Disability in Entertainment

Disability+in+Entertainment

Courtesy of RespectAbility.org

Tiara Starks, Entertainment Editor

In the entertainment industry, characters, along with supporting plotlines having to do with disabilities, have been few and far between.

While shows such as “Switched at Birth,” “Glee,” “Breaking Bad,” “Atypical,” “Red Band Society,” and “The Good Doctor” all have characters central to the storylines of these types of programming, the jarring reality is that only two shows on this list are currently airing.

According to the LGBTQ media advocacy organization GLAAD’s evaluation of the 2019-20 TV season, just 3.1% of characters had a disability — the highest percentage of representation in the past ten years. While it comes as no surprise that media containing able-bodied actors have always dominated the entertainment industry, the statistic proves how low the ratio is for disabled representation in media in comparison to its reality.

At least one in four American adults are living with a disability. Not to mention, the term “intersectionality” has become ingrained in the language of how Hollywood executives look for representation so even more viewers are beginning to take notice of an actor’s disability status. This can also cut into other acknowledgments of diversity in addition to race, ethnicity and LGBTQ+ identities.

Former communication student from the Class of 2023, Maria Maisonet, spoke candidly about their views on disabled representation in current media.

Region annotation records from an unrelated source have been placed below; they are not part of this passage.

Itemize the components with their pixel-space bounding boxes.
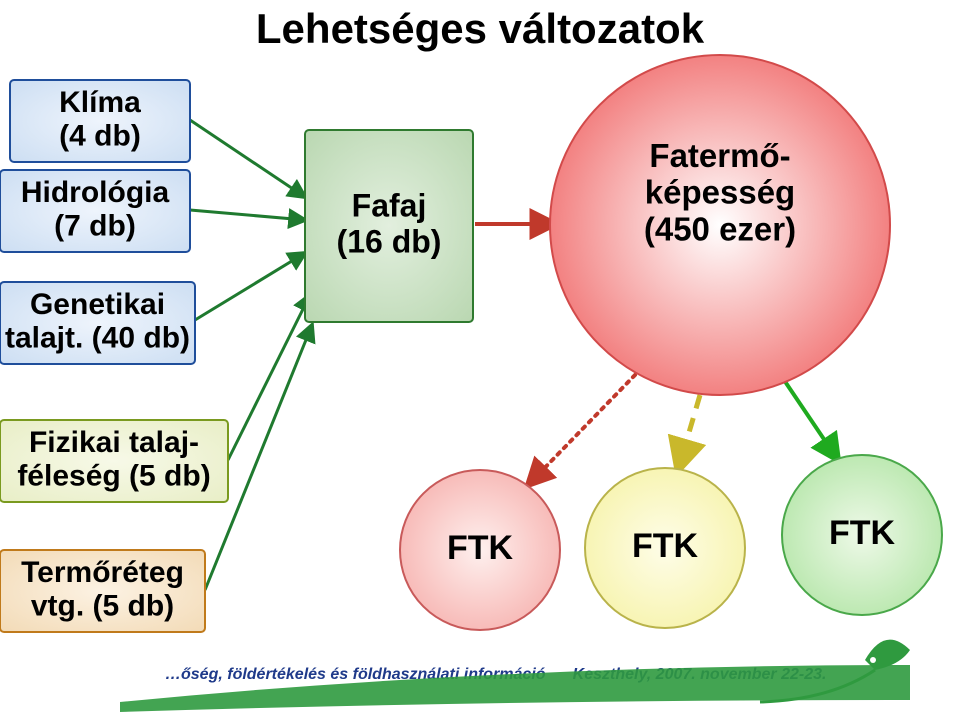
box-hidro-label: Hidrológia xyxy=(21,176,170,209)
arrow-gen-fafaj xyxy=(195,253,305,320)
box-fafaj-label: (16 db) xyxy=(337,223,442,259)
arrow-big-ftk1 xyxy=(528,375,635,485)
main-result-label: (450 ezer) xyxy=(644,211,796,248)
ftk-label-2: FTK xyxy=(632,527,699,565)
arrow-klima-fafaj xyxy=(190,120,305,197)
diagram-canvas: Lehetséges változatok Klíma(4 db) Hidrológ… xyxy=(0,0,959,715)
box-fafaj-label: Fafaj xyxy=(352,188,427,224)
ftk-label-1: FTK xyxy=(447,529,514,567)
arrow-big-ftk2 xyxy=(678,395,700,470)
ftk-label-3: FTK xyxy=(829,514,896,552)
main-result-label: képesség xyxy=(645,174,795,211)
box-fiz-label: féleség (5 db) xyxy=(17,460,210,493)
box-gen-label: Genetikai xyxy=(30,288,165,321)
box-klima-label: (4 db) xyxy=(59,120,141,153)
box-fiz-label: Fizikai talaj- xyxy=(29,426,199,459)
box-klima-label: Klíma xyxy=(59,86,141,119)
arrow-big-ftk3 xyxy=(784,380,838,460)
main-result-label: Fatermő- xyxy=(649,137,790,174)
arrow-hidro-fafaj xyxy=(190,210,305,220)
box-termo-label: Termőréteg xyxy=(21,556,184,589)
box-hidro-label: (7 db) xyxy=(54,210,136,243)
box-gen-label: talajt. (40 db) xyxy=(5,322,190,355)
box-termo-label: vtg. (5 db) xyxy=(31,590,174,623)
page-title: Lehetséges változatok xyxy=(256,5,705,52)
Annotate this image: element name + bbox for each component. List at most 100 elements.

“The raw truth is that the industry treats us like sprinkles on a sundae as a way to show that they are ‘progressive and inclusive and for the few disabled roles in media, Hollywood still casts able-bodied actors to masquerade as a disabled person,” said Maisonet. “That’d be like taking a white actor and casting them as a BI-POC character and calling it diversity and inclusion.”

“Ultimately,” said Maisonet, “the industry needs to know that disabled people don’t exist to supplement able-bodied lives; we exist to have our own intricate, unique, compelling life experiences. Frankly, we don’t want to have to make others feel okay with our existence on-screen or off. We want to simply ‘be.’”

Even in current times where families and individuals are battling through hardships relating to COVID-19, it’s affected the disabled community even harder. Last week, according to The Hollywood Reporter, the “Actor’s Fund”, which provides affordable housing to low-income entertainment workers, told its special needs residents that they will have to let construction workers into their apartments during the COVID-19 pandemic or be evicted, targeting 50 special needs residents who occupy a 40-unit building geared towards independent living for low-income, permanently disabled entertainment professionals.

“I’m very concerned about going through this process especially with this virus looming out there. It just seems ludicrous that no one can understand why this is such a concern with us,” said Seth Engber, 63, who is living with HIV/AIDS and heart disease.

There’s still hope for the future. A non-profit organization called RespectAbility strives to continuously offer resources for disabled and mentally-impaired media professionals who wouldn’t otherwise be exposed to them. They’ve partnered with major media companies such as NBC, Walt Disney, and Netflix to aid in implementing hiring initiatives for crew members and on-camera talent and also offer services for hearing and vision-impaired professionals by providing audio-descriptive and closed captioning services as well as sign-language interpreters.

Nevertheless, organizations such as RespectAbility can only go so far, in times where diversity and inclusion initiatives are being regularly emphasized in other aspects of life. It’s imperative that the entertainment industry listens to the voices that want to create and maintain space, have their untold stories and experiences come to life, and be shared with audiences globally to fight stigmas and break glass ceilings.